Theme: boolean evaluation, broadword computation.

Assigned: Oct. 13, 2015.

Due: Oct. 27, 2015. Reminder: homework should be in LaTeX (or TeX). Due at the beginning of class on the due date.

• Use one of Knuth's SAT solvers to determine the value of the van der Waerden number $W(4,4)$ (from the table on page 5 of 7.2.2.2 on Satisfiability). Explain how you determined the value, showing the output from the solver.

• Find a circuit for addition mod 3 like that in exercise 60 of section 7.1.2 (pg. 129), except use 11 to encode 2 instead of 10. Your cicuit should use the same number of gates as the one in Knuth's solution.

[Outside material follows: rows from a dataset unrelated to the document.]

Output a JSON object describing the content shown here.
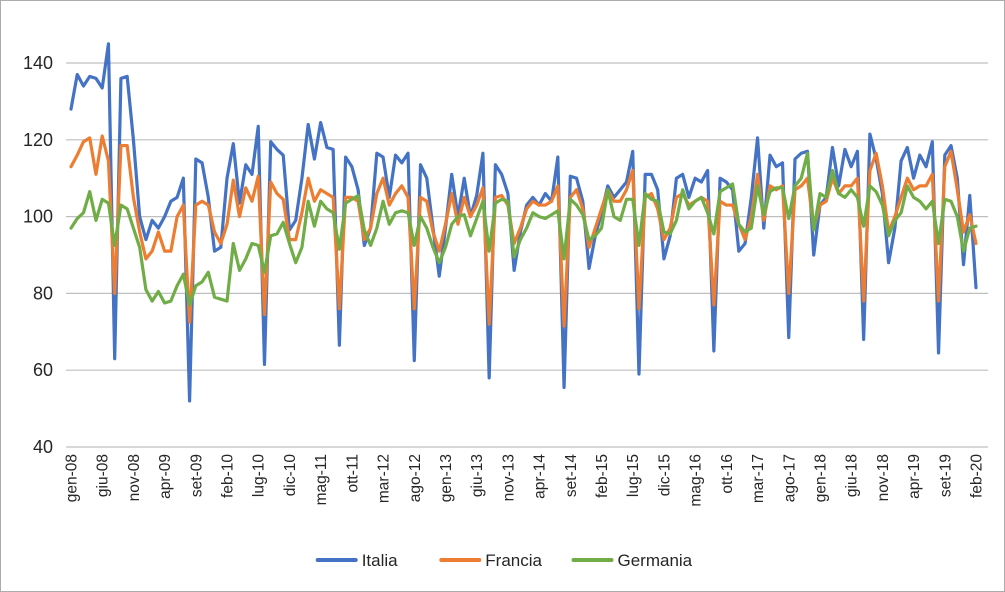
{
  "window": {
    "background": "#ffffff",
    "border_color": "#ababab"
  },
  "chart_data": {
    "type": "line",
    "title": "",
    "xlabel": "",
    "ylabel": "",
    "ylim": [
      40,
      140
    ],
    "yticks": [
      40,
      60,
      80,
      100,
      120,
      140
    ],
    "grid": true,
    "gridline_color": "#bfbfbf",
    "axis_line_color": "#bfbfbf",
    "axis_text_color": "#262626",
    "legend_position": "bottom",
    "tick_interval": 5,
    "visible_tick_labels": [
      "gen-08",
      "giu-08",
      "nov-08",
      "apr-09",
      "set-09",
      "feb-10",
      "lug-10",
      "dic-10",
      "mag-11",
      "ott-11",
      "mar-12",
      "ago-12",
      "gen-13",
      "giu-13",
      "nov-13",
      "apr-14",
      "set-14",
      "feb-15",
      "lug-15",
      "dic-15",
      "mag-16",
      "ott-16",
      "mar-17",
      "ago-17",
      "gen-18",
      "giu-18",
      "nov-18",
      "apr-19",
      "set-19",
      "feb-20"
    ],
    "categories": [
      "gen-08",
      "feb-08",
      "mar-08",
      "apr-08",
      "mag-08",
      "giu-08",
      "lug-08",
      "ago-08",
      "set-08",
      "ott-08",
      "nov-08",
      "dic-08",
      "gen-09",
      "feb-09",
      "mar-09",
      "apr-09",
      "mag-09",
      "giu-09",
      "lug-09",
      "ago-09",
      "set-09",
      "ott-09",
      "nov-09",
      "dic-09",
      "gen-10",
      "feb-10",
      "mar-10",
      "apr-10",
      "mag-10",
      "giu-10",
      "lug-10",
      "ago-10",
      "set-10",
      "ott-10",
      "nov-10",
      "dic-10",
      "gen-11",
      "feb-11",
      "mar-11",
      "apr-11",
      "mag-11",
      "giu-11",
      "lug-11",
      "ago-11",
      "set-11",
      "ott-11",
      "nov-11",
      "dic-11",
      "gen-12",
      "feb-12",
      "mar-12",
      "apr-12",
      "mag-12",
      "giu-12",
      "lug-12",
      "ago-12",
      "set-12",
      "ott-12",
      "nov-12",
      "dic-12",
      "gen-13",
      "feb-13",
      "mar-13",
      "apr-13",
      "mag-13",
      "giu-13",
      "lug-13",
      "ago-13",
      "set-13",
      "ott-13",
      "nov-13",
      "dic-13",
      "gen-14",
      "feb-14",
      "mar-14",
      "apr-14",
      "mag-14",
      "giu-14",
      "lug-14",
      "ago-14",
      "set-14",
      "ott-14",
      "nov-14",
      "dic-14",
      "gen-15",
      "feb-15",
      "mar-15",
      "apr-15",
      "mag-15",
      "giu-15",
      "lug-15",
      "ago-15",
      "set-15",
      "ott-15",
      "nov-15",
      "dic-15",
      "gen-16",
      "feb-16",
      "mar-16",
      "apr-16",
      "mag-16",
      "giu-16",
      "lug-16",
      "ago-16",
      "set-16",
      "ott-16",
      "nov-16",
      "dic-16",
      "gen-17",
      "feb-17",
      "mar-17",
      "apr-17",
      "mag-17",
      "giu-17",
      "lug-17",
      "ago-17",
      "set-17",
      "ott-17",
      "nov-17",
      "dic-17",
      "gen-18",
      "feb-18",
      "mar-18",
      "apr-18",
      "mag-18",
      "giu-18",
      "lug-18",
      "ago-18",
      "set-18",
      "ott-18",
      "nov-18",
      "dic-18",
      "gen-19",
      "feb-19",
      "mar-19",
      "apr-19",
      "mag-19",
      "giu-19",
      "lug-19",
      "ago-19",
      "set-19",
      "ott-19",
      "nov-19",
      "dic-19",
      "gen-20",
      "feb-20"
    ],
    "series": [
      {
        "name": "Italia",
        "color": "#4472C4",
        "values": [
          128,
          137,
          134,
          136.5,
          136,
          133.5,
          145,
          63,
          136,
          136.5,
          120,
          100,
          94,
          99,
          97,
          100,
          104,
          105,
          110,
          52,
          115,
          114,
          105,
          91,
          92,
          110,
          119,
          103.5,
          113.5,
          111,
          123.5,
          61.5,
          119.5,
          117.5,
          116,
          96.5,
          99,
          110,
          124,
          115,
          124.5,
          118,
          117.5,
          66.5,
          115.5,
          113,
          107,
          92.5,
          97,
          116.5,
          115.5,
          105,
          116,
          114,
          116.5,
          62.5,
          113.5,
          110,
          97,
          84.5,
          97,
          111,
          100,
          110,
          100,
          105.5,
          116.5,
          58,
          113.5,
          111,
          106,
          86,
          96,
          103,
          105,
          103,
          106,
          104,
          115.5,
          55.5,
          110.5,
          110,
          104,
          86.5,
          95,
          101,
          108,
          105,
          107,
          109,
          117,
          59,
          111,
          111,
          107,
          89,
          95,
          110,
          111,
          105,
          110,
          109,
          112,
          65,
          110,
          109,
          107,
          91,
          93,
          105,
          120.5,
          97,
          116,
          113,
          114,
          68.5,
          115,
          116.5,
          117,
          90,
          103,
          105,
          118,
          108,
          117.5,
          113,
          117,
          68,
          121.5,
          115,
          106,
          88,
          97,
          114.5,
          118,
          110,
          116,
          113,
          119.5,
          64.5,
          116,
          118.5,
          110,
          87.5,
          105.5,
          81.5
        ]
      },
      {
        "name": "Francia",
        "color": "#ED7D31",
        "values": [
          113,
          116,
          119.5,
          120.5,
          111,
          121,
          114.5,
          80,
          118.5,
          118.5,
          105,
          96,
          89,
          91,
          96,
          91,
          91,
          100,
          103,
          72.5,
          103,
          104,
          103,
          96,
          93,
          98,
          109.5,
          100,
          107.5,
          104,
          110.5,
          74.5,
          109,
          106,
          104.5,
          94,
          94,
          101,
          110,
          104,
          107,
          106,
          105,
          76,
          105,
          105,
          104,
          94,
          97,
          106,
          110,
          103,
          106,
          108,
          105,
          76,
          105,
          104,
          96,
          91,
          98,
          106,
          98,
          105,
          100,
          103,
          107.5,
          72,
          105,
          105.5,
          103,
          93,
          97,
          102,
          104,
          103,
          103,
          104,
          108,
          71.5,
          105,
          107,
          102,
          92,
          97,
          102,
          107,
          104,
          104,
          107,
          112,
          76,
          105,
          106,
          102,
          94,
          97,
          105,
          106,
          103,
          104,
          105,
          104,
          77,
          104,
          103,
          103,
          98,
          94,
          100,
          111,
          99,
          108,
          107,
          108,
          80,
          107,
          108,
          110,
          97,
          103,
          104,
          110,
          106,
          108,
          108,
          110,
          78,
          112,
          116.5,
          108,
          96,
          100,
          105,
          110,
          107,
          108,
          108,
          111,
          78,
          113,
          117,
          107,
          96,
          100.5,
          93
        ]
      },
      {
        "name": "Germania",
        "color": "#70AD47",
        "values": [
          97,
          99.5,
          101,
          106.5,
          99,
          104.5,
          103.5,
          92.5,
          103,
          102,
          97,
          92,
          81,
          78,
          80.5,
          77.5,
          78,
          82,
          85,
          77,
          82,
          83,
          85.5,
          79,
          78.5,
          78,
          93,
          86,
          89,
          93,
          92.5,
          85.5,
          95,
          95.5,
          98.5,
          93,
          88,
          92,
          104,
          97.5,
          104,
          102,
          101,
          91.5,
          103.5,
          104.5,
          105.5,
          96.5,
          92.5,
          97,
          104,
          98,
          101,
          101.5,
          101,
          92.5,
          100,
          97,
          92,
          88,
          92,
          98,
          100,
          100.5,
          95,
          99.5,
          104,
          91,
          103.5,
          104.5,
          104,
          89.5,
          94,
          97,
          101,
          100,
          99.5,
          100.5,
          101.5,
          89,
          104.5,
          103,
          100.5,
          94,
          95,
          97,
          107,
          100,
          99,
          104.5,
          104.5,
          92.5,
          106,
          104.5,
          104,
          96,
          95.5,
          99,
          107,
          102,
          104,
          105,
          101,
          95.5,
          106.5,
          107.5,
          108.5,
          98,
          96,
          97,
          108,
          100.5,
          106.5,
          107.5,
          107.5,
          99.5,
          108,
          110,
          116.5,
          96.5,
          106,
          105,
          112,
          106,
          105,
          107,
          105,
          97.5,
          108,
          106.5,
          103,
          95,
          99,
          101,
          108,
          105,
          104,
          102,
          104,
          93,
          104.5,
          104,
          100,
          91,
          97,
          97.5
        ]
      }
    ]
  }
}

Explain why it is correct; e.g., by using truth tables.

• Look up the IEEE 754 floating point standard, particularly the representation of 64 bit floating point numbers. Your computer undoubtedly implements this standard. write a C program that extracts the exponent from such numbers in order to compute $\rho x$. This is somewhat like implementing equation (55) on page 142, but in C instead of MMIX, and with $\rho x$ instead of $\lambda x$. Test your program by showing its output on the numbers $x = 2^{20}+1,2^{20}+2, \ldots, 2^{20}+2^5$. Turn in your program source and output (text files are ok here).

• Prove that \[ \nu x\ =\ x - \left\lfloor \frac{x}{2} \right\rfloor - \left\lfloor \frac{x}{4} \right\rfloor - \left\lfloor \frac{x}{8} \right\rfloor - \cdots \]

• Start thinking about a suitable project. Turn in a one paragraph description of a potential project.